The CREWS-JRW team will meet via WebEx on Monday, October 31, from 12 p.m. - 1 p.m.
Caitlin Mayernik, a Ph.D. candidate at MSU, will present "Riparian corridors control stream concentrations of nitrate and sulfate in semiarid dryland agricultural landscapes of the Judith River Watershed."
About the talk: In the JRW, leached nitrate accumulates in the Moccasin terrace shallow aquifers perched on impermeable shale, where groundwater concentrations in some locations exceed 20 mg N L-1, or twice the EPA public drinking water standard. Stream channels also exhibit sulfate concentrations that reflect contact with both weathered shale-derived soils upgradient on the terrace and weathered shale-derived alluvium deposited in the riparian corridors. The unique combination of chemistries driven by the interaction of human management with natural process domains provide an opportunity to parse the relative controls on water quality across this agricultural landscape. In this work, we ask how the hydrogeologic setting of a riparian corridor regulates hydrologic transport and biogeochemical transformation of nitrate and sulfate.

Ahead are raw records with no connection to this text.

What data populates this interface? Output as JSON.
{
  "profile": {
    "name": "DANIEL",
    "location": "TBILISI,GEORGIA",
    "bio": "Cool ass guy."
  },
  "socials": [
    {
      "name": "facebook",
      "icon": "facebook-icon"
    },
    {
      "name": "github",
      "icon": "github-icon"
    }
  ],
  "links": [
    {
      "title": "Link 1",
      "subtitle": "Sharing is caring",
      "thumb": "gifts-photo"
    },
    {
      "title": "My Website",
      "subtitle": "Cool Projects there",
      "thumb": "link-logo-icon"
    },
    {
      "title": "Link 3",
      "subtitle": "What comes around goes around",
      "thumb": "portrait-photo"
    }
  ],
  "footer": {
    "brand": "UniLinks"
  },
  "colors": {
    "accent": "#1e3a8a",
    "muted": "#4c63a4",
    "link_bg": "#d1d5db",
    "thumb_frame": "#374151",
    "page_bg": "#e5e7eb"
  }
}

We address this question using two years of solute data for stream channel and riparian groundwater across three ~700m reaches of two streams draining the Moccasin terrace landform centrally located in the JRW. Nitrate and sulfate concentrations in riparian groundwater vary within and across stream reaches indicating substantial and spatially variable biogeochemical processing of source waters. The geochemical signals imparted by stream incision into the terrace stratigraphy and the biochemical signals imparted by soil-saturated anoxic environments indicate the role of riparian corridors in influencing water quality in this semi-arid agricultural system.